Ott and Brewer Company.
Ott and Brewer, a pottery firm in Trenton, N.J., was established in 1871 by Joseph Ott and John Hart Brewer. It sprang from an earlier firm, Bloor, Ott and Booth, which built the Etruria Pottery Works in May, 1863. Between 1871 and 1876, the firm primarily made ironstone china and queensware. Although the pottery produced ware for utilitarian purposes, its products showed a tendency toward innovation and an interest in decoration. Ott and Brewer produced both cream-colored earthenware and white granite ware, which could be decorated. In 1887, the Ott & Brewer bill head advertised that the company made belleek, egg shell, thin opaque, and hotel opaque china white granite wares, and "c.c. goods." The pottery also made porcelain busts, many for 1876 centennial celebrations. In 1873, Ott and Brewer hired Isaac Broome to design a porcelain sculpture for the centennial. He also designed lithographs for the first lithographic printing on pottery in America.
While the firm produced parian ware, it was also experimenting with body materials.

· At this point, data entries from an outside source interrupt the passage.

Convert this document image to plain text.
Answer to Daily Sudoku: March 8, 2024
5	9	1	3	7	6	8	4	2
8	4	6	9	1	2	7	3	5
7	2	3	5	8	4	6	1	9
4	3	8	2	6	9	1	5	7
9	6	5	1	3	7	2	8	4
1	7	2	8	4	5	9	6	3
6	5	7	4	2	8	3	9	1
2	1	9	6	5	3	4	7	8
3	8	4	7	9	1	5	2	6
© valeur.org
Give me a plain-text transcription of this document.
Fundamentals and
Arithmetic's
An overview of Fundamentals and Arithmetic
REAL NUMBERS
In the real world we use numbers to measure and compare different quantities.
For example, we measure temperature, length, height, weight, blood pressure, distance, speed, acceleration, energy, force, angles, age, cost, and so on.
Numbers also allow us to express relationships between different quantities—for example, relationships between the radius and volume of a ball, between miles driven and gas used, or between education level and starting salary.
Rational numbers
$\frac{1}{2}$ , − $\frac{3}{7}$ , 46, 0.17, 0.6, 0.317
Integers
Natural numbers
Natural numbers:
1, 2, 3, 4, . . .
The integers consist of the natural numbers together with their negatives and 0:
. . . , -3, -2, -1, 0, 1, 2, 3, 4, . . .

In 1876, the pottery perfected a base material it called ivory porcelain, designed to simulate Irish Belleek. Ott and Brewer sold both decorated and undecorated wares and used a different mark for each. By 1887, the Etruria works was housed in a three story brick building and employed 250 people; six decorating and six white kilns were in operation. Although Ott retired in 1887, he remained president of the firm from 1890 to 1892. In 1892, the combination of a depression and an extensive potters' strike in Trenton caused the suspension of production and forced Brewer to sell the Etruria works to the Cook Pottery Co.